Guanidinoacetate methyltransferase (GAMT) deficiency is an autosomal recessive error of creatine synthesis characterized by cerebral creatine deficiency, accumulation of guanidinoacetate, mental retardation, epilepsy and extrapyramidal signs. Patients with GAMT deficiency have an unspecific but relatively constant clinical presentation.

We presented the behavioral and seizure related manifestations of two siblings with GAMT deficiency and compared their clinical phenotype to the related literature. Our patients, an 8-year and 14-year old boys with GAMT deficiency, presented mental retardation, epilepsy and autistic behaviour. Diagnosis was done by brain magnetic resonance spectroscopy, biochemical and genetic procedures (guanidinoacetate quantification, determination of GAMT activity and mutation analysis in the GAMT gene). GAMT gene was analyzed by DNA sequence analysis: the homozygous c.326A>G mutation was detected. This mutation is predicted to result in a missense mutation (one amino acid replacement) or in erroneous splicing. The mutation was not detected before in any other patient with GAMT deficiency or in 13000 other controls.

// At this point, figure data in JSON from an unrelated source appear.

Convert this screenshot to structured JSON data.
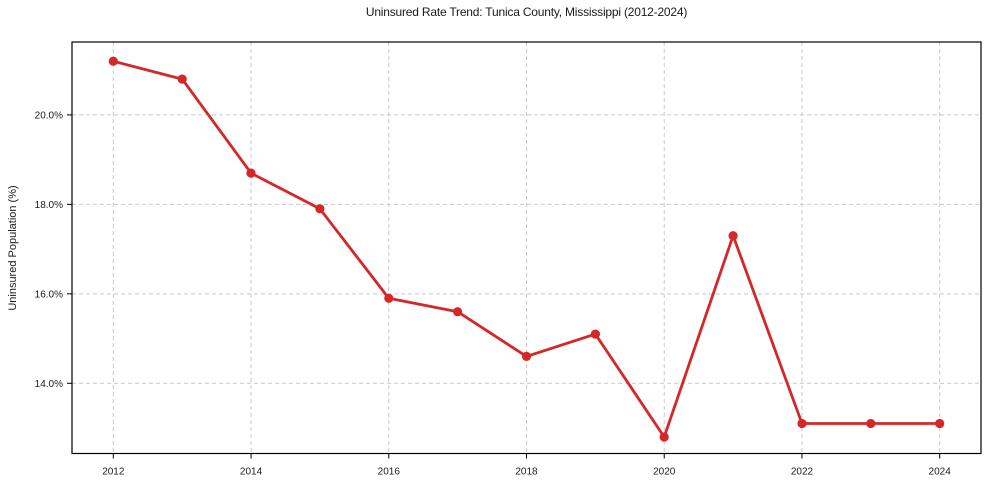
{
  "chart_data": {
    "type": "line",
    "title": "Uninsured Rate Trend: Tunica County, Mississippi (2012-2024)",
    "xlabel": "",
    "ylabel": "Uninsured Population (%)",
    "x": [
      2012,
      2013,
      2014,
      2015,
      2016,
      2017,
      2018,
      2019,
      2020,
      2021,
      2022,
      2023,
      2024
    ],
    "series": [
      {
        "name": "Uninsured Population (%)",
        "values": [
          21.2,
          20.8,
          18.7,
          17.9,
          15.9,
          15.6,
          14.6,
          15.1,
          12.8,
          17.3,
          13.1,
          13.1,
          13.1
        ]
      }
    ],
    "x_tick_values": [
      2012,
      2014,
      2016,
      2018,
      2020,
      2022,
      2024
    ],
    "x_tick_labels": [
      "2012",
      "2014",
      "2016",
      "2018",
      "2020",
      "2022",
      "2024"
    ],
    "y_tick_values": [
      14,
      16,
      18,
      20
    ],
    "y_tick_labels": [
      "14.0%",
      "16.0%",
      "18.0%",
      "20.0%"
    ],
    "xlim": [
      2011.4,
      2024.6
    ],
    "ylim": [
      12.43,
      21.63
    ],
    "grid": true,
    "grid_style": "dashed",
    "legend_position": "none",
    "marker": "circle",
    "colors": {
      "line": "#d62728",
      "marker": "#d62728",
      "grid": "#c9c9c9",
      "spine": "#000000",
      "text": "#1a1a1a",
      "background": "#ffffff"
    }
  }
}
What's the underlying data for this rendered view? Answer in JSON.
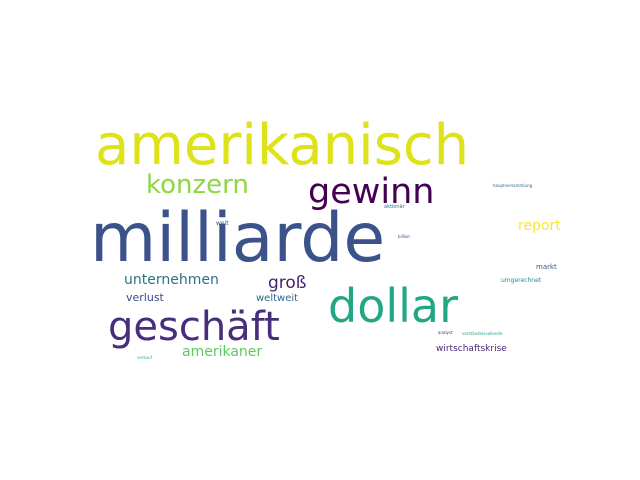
{
  "words": [
    {
      "text": "milliarde",
      "color": "#3b528b"
    },
    {
      "text": "amerikanisch",
      "color": "#dde318"
    },
    {
      "text": "dollar",
      "color": "#22a784"
    },
    {
      "text": "geschäft",
      "color": "#472d7b"
    },
    {
      "text": "gewinn",
      "color": "#440154"
    },
    {
      "text": "konzern",
      "color": "#8fd744"
    },
    {
      "text": "unternehmen",
      "color": "#2c728e"
    },
    {
      "text": "groß",
      "color": "#482173"
    },
    {
      "text": "amerikaner",
      "color": "#5ec962"
    },
    {
      "text": "report",
      "color": "#fde725"
    },
    {
      "text": "verlust",
      "color": "#3e4989"
    },
    {
      "text": "weltweit",
      "color": "#31688e"
    },
    {
      "text": "wirtschaftskrise",
      "color": "#482878"
    },
    {
      "text": "markt",
      "color": "#3b528b"
    },
    {
      "text": "umgerechnet",
      "color": "#21918c"
    },
    {
      "text": "hauptversammlung",
      "color": "#31688e"
    },
    {
      "text": "aktionär",
      "color": "#2c728e"
    },
    {
      "text": "weit",
      "color": "#3b528b"
    },
    {
      "text": "billion",
      "color": "#414487"
    },
    {
      "text": "analyst",
      "color": "#46327e"
    },
    {
      "text": "verständnisvollende",
      "color": "#1f9e89"
    },
    {
      "text": "verkauf",
      "color": "#35b779"
    }
  ]
}
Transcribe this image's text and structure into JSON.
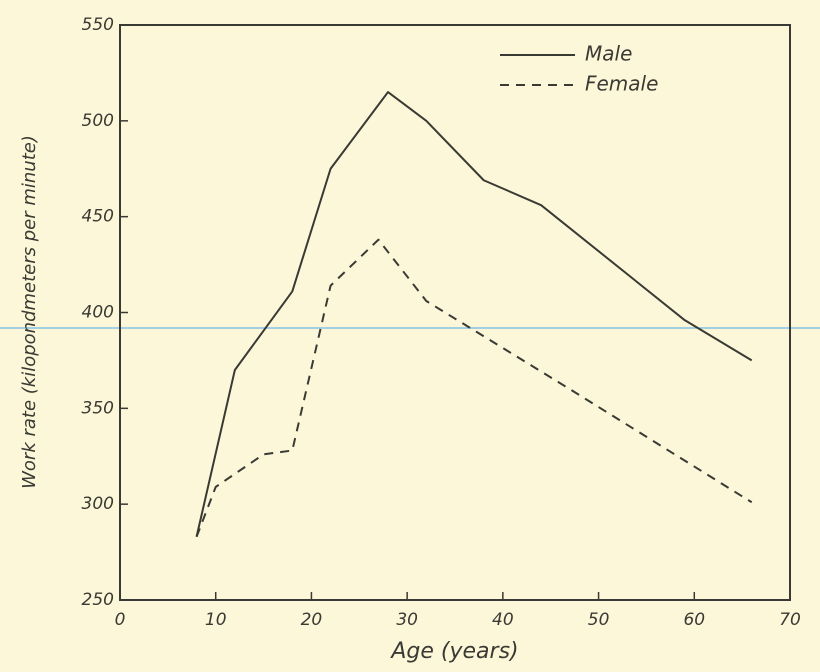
{
  "chart_data": {
    "type": "line",
    "x_label": "Age (years)",
    "y_label": "Work rate (kilopondmeters per minute)",
    "xlim": [
      0,
      70
    ],
    "xticks": [
      0,
      10,
      20,
      30,
      40,
      50,
      60,
      70
    ],
    "ylim": [
      250,
      550
    ],
    "yticks": [
      250,
      300,
      350,
      400,
      450,
      500,
      550
    ],
    "legend": "upper right",
    "series": [
      {
        "name": "Male",
        "color": "#3a3a34",
        "line_style": "solid",
        "x": [
          8,
          12,
          18,
          22,
          28,
          32,
          38,
          44,
          59,
          66
        ],
        "values": [
          283,
          370,
          411,
          475,
          515,
          500,
          469,
          456,
          396,
          375
        ]
      },
      {
        "name": "Female",
        "color": "#3a3a34",
        "line_style": "dashed",
        "x": [
          8,
          10,
          15,
          18,
          22,
          27,
          32,
          47,
          66
        ],
        "values": [
          283,
          309,
          326,
          328,
          414,
          438,
          406,
          360,
          301
        ]
      }
    ]
  }
}
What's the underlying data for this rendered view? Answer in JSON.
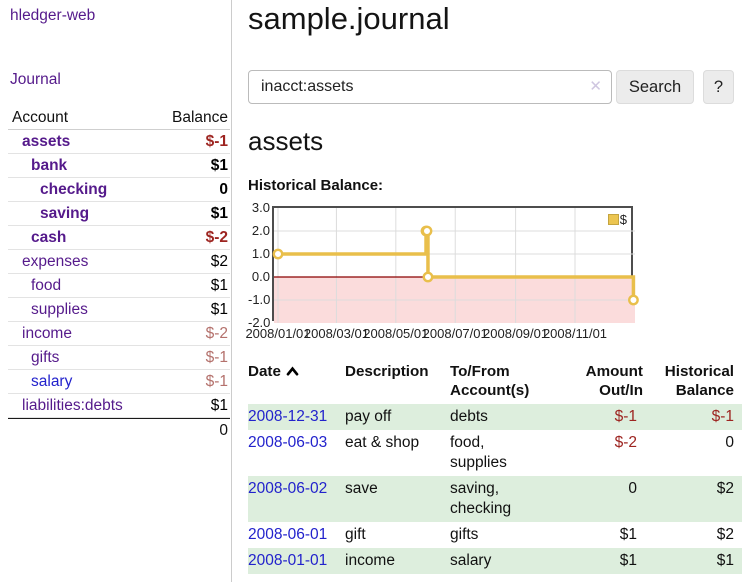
{
  "page": {
    "brand": "hledger-web",
    "nav_journal": "Journal"
  },
  "sidebar": {
    "headers": {
      "account": "Account",
      "balance": "Balance"
    },
    "rows": [
      {
        "account": "assets",
        "balance": "$-1",
        "indent": 1,
        "bold": true,
        "neg": "strong",
        "link": "purple"
      },
      {
        "account": "bank",
        "balance": "$1",
        "indent": 2,
        "bold": true,
        "neg": "none",
        "link": "purple"
      },
      {
        "account": "checking",
        "balance": "0",
        "indent": 3,
        "bold": true,
        "neg": "none",
        "link": "purple"
      },
      {
        "account": "saving",
        "balance": "$1",
        "indent": 3,
        "bold": true,
        "neg": "none",
        "link": "purple"
      },
      {
        "account": "cash",
        "balance": "$-2",
        "indent": 2,
        "bold": true,
        "neg": "strong",
        "link": "purple"
      },
      {
        "account": "expenses",
        "balance": "$2",
        "indent": 1,
        "bold": false,
        "neg": "none",
        "link": "purple"
      },
      {
        "account": "food",
        "balance": "$1",
        "indent": 2,
        "bold": false,
        "neg": "none",
        "link": "purple"
      },
      {
        "account": "supplies",
        "balance": "$1",
        "indent": 2,
        "bold": false,
        "neg": "none",
        "link": "purple"
      },
      {
        "account": "income",
        "balance": "$-2",
        "indent": 1,
        "bold": false,
        "neg": "muted",
        "link": "purple"
      },
      {
        "account": "gifts",
        "balance": "$-1",
        "indent": 2,
        "bold": false,
        "neg": "muted",
        "link": "purple"
      },
      {
        "account": "salary",
        "balance": "$-1",
        "indent": 2,
        "bold": false,
        "neg": "muted",
        "link": "blue"
      },
      {
        "account": "liabilities:debts",
        "balance": "$1",
        "indent": 1,
        "bold": false,
        "neg": "none",
        "link": "purple"
      }
    ],
    "total": "0"
  },
  "main": {
    "title": "sample.journal",
    "search": {
      "value": "inacct:assets",
      "clear_icon": "✕",
      "button_label": "Search",
      "help_label": "?"
    },
    "account_heading": "assets",
    "chart_heading": "Historical Balance:"
  },
  "register": {
    "headers": {
      "date": "Date",
      "description": "Description",
      "accounts": "To/From Account(s)",
      "amount": "Amount Out/In",
      "balance": "Historical Balance"
    },
    "rows": [
      {
        "date": "2008-12-31",
        "description": "pay off",
        "accounts": "debts",
        "amount": "$-1",
        "balance": "$-1",
        "amount_neg": true,
        "balance_neg": true
      },
      {
        "date": "2008-06-03",
        "description": "eat & shop",
        "accounts": "food, supplies",
        "amount": "$-2",
        "balance": "0",
        "amount_neg": true,
        "balance_neg": false
      },
      {
        "date": "2008-06-02",
        "description": "save",
        "accounts": "saving, checking",
        "amount": "0",
        "balance": "$2",
        "amount_neg": false,
        "balance_neg": false
      },
      {
        "date": "2008-06-01",
        "description": "gift",
        "accounts": "gifts",
        "amount": "$1",
        "balance": "$2",
        "amount_neg": false,
        "balance_neg": false
      },
      {
        "date": "2008-01-01",
        "description": "income",
        "accounts": "salary",
        "amount": "$1",
        "balance": "$1",
        "amount_neg": false,
        "balance_neg": false
      }
    ]
  },
  "chart_data": {
    "type": "line",
    "title": "Historical Balance",
    "step": "after",
    "legend": [
      {
        "label": "$",
        "color": "#ecc550"
      }
    ],
    "series": [
      {
        "name": "$",
        "points": [
          [
            "2008-01-01",
            1.0
          ],
          [
            "2008-06-01",
            2.0
          ],
          [
            "2008-06-02",
            2.0
          ],
          [
            "2008-06-03",
            0.0
          ],
          [
            "2008-12-31",
            -1.0
          ]
        ]
      }
    ],
    "y_ticks": [
      3.0,
      2.0,
      1.0,
      0.0,
      -1.0,
      -2.0
    ],
    "x_ticks": [
      "2008/01/01",
      "2008/03/01",
      "2008/05/01",
      "2008/07/01",
      "2008/09/01",
      "2008/11/01"
    ],
    "ylim": [
      -2.0,
      3.0
    ],
    "grid": true,
    "negative_region_fill": "#fbdcdc",
    "zero_line_color": "#8b0000",
    "line_color": "#e9bf4b",
    "legend_position": "top-right"
  }
}
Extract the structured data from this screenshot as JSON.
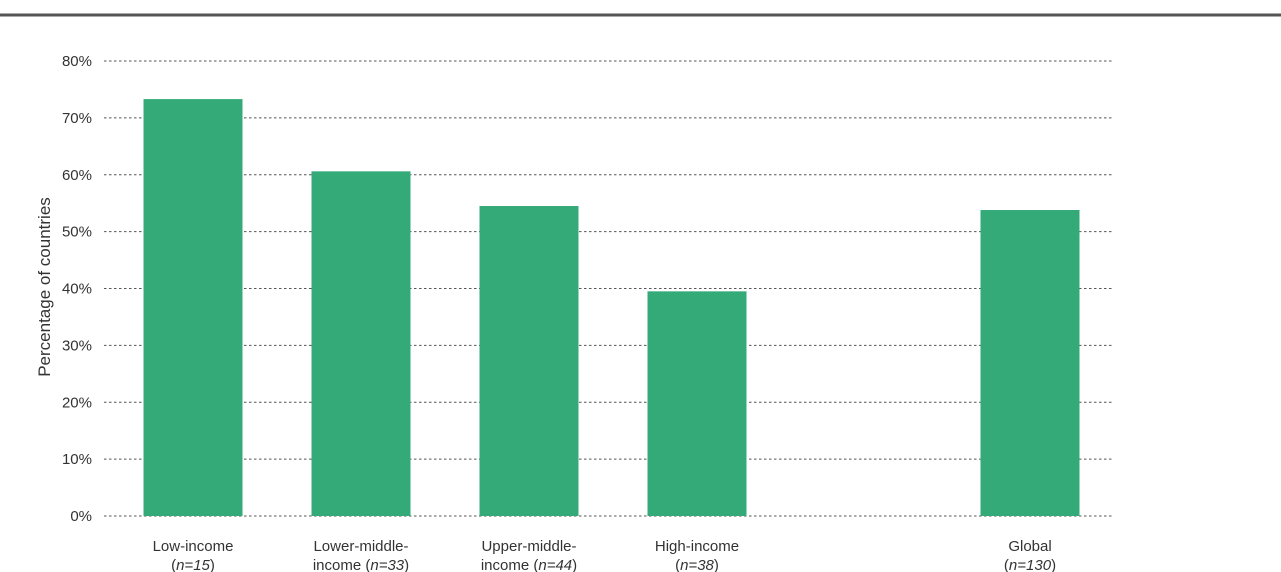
{
  "chart_data": {
    "type": "bar",
    "ylabel": "Percentage of countries",
    "xlabel": "",
    "ylim": [
      0,
      80
    ],
    "yticks": [
      0,
      10,
      20,
      30,
      40,
      50,
      60,
      70,
      80
    ],
    "ytick_suffix": "%",
    "grid": true,
    "bar_color": "#33aa78",
    "categories": [
      {
        "label": "Low-income",
        "n_prefix": "(",
        "n_text": "n=15",
        "n_suffix": ")",
        "value": 73.3
      },
      {
        "label": "Lower-middle-",
        "label2": "income ",
        "n_prefix": "(",
        "n_text": "n=33",
        "n_suffix": ")",
        "value": 60.6
      },
      {
        "label": "Upper-middle-",
        "label2": "income ",
        "n_prefix": "(",
        "n_text": "n=44",
        "n_suffix": ")",
        "value": 54.5
      },
      {
        "label": "High-income",
        "n_prefix": "(",
        "n_text": "n=38",
        "n_suffix": ")",
        "value": 39.5
      },
      {
        "label": "Global",
        "n_prefix": "(",
        "n_text": "n=130",
        "n_suffix": ")",
        "value": 53.8
      }
    ]
  }
}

GAMT deficiency is treatable; therefore, its early diagnosis might be critical, to prevent irreversible brain damage. It must be considered in the differential diagnosis of the broad range of unexplained neuropsychiatric disorders  with epilepsy in children and it can be ruled out/detected by using brain magnetic resonance spectroscopy and/or by guanidinoacetate and creatine measurements in body fluids.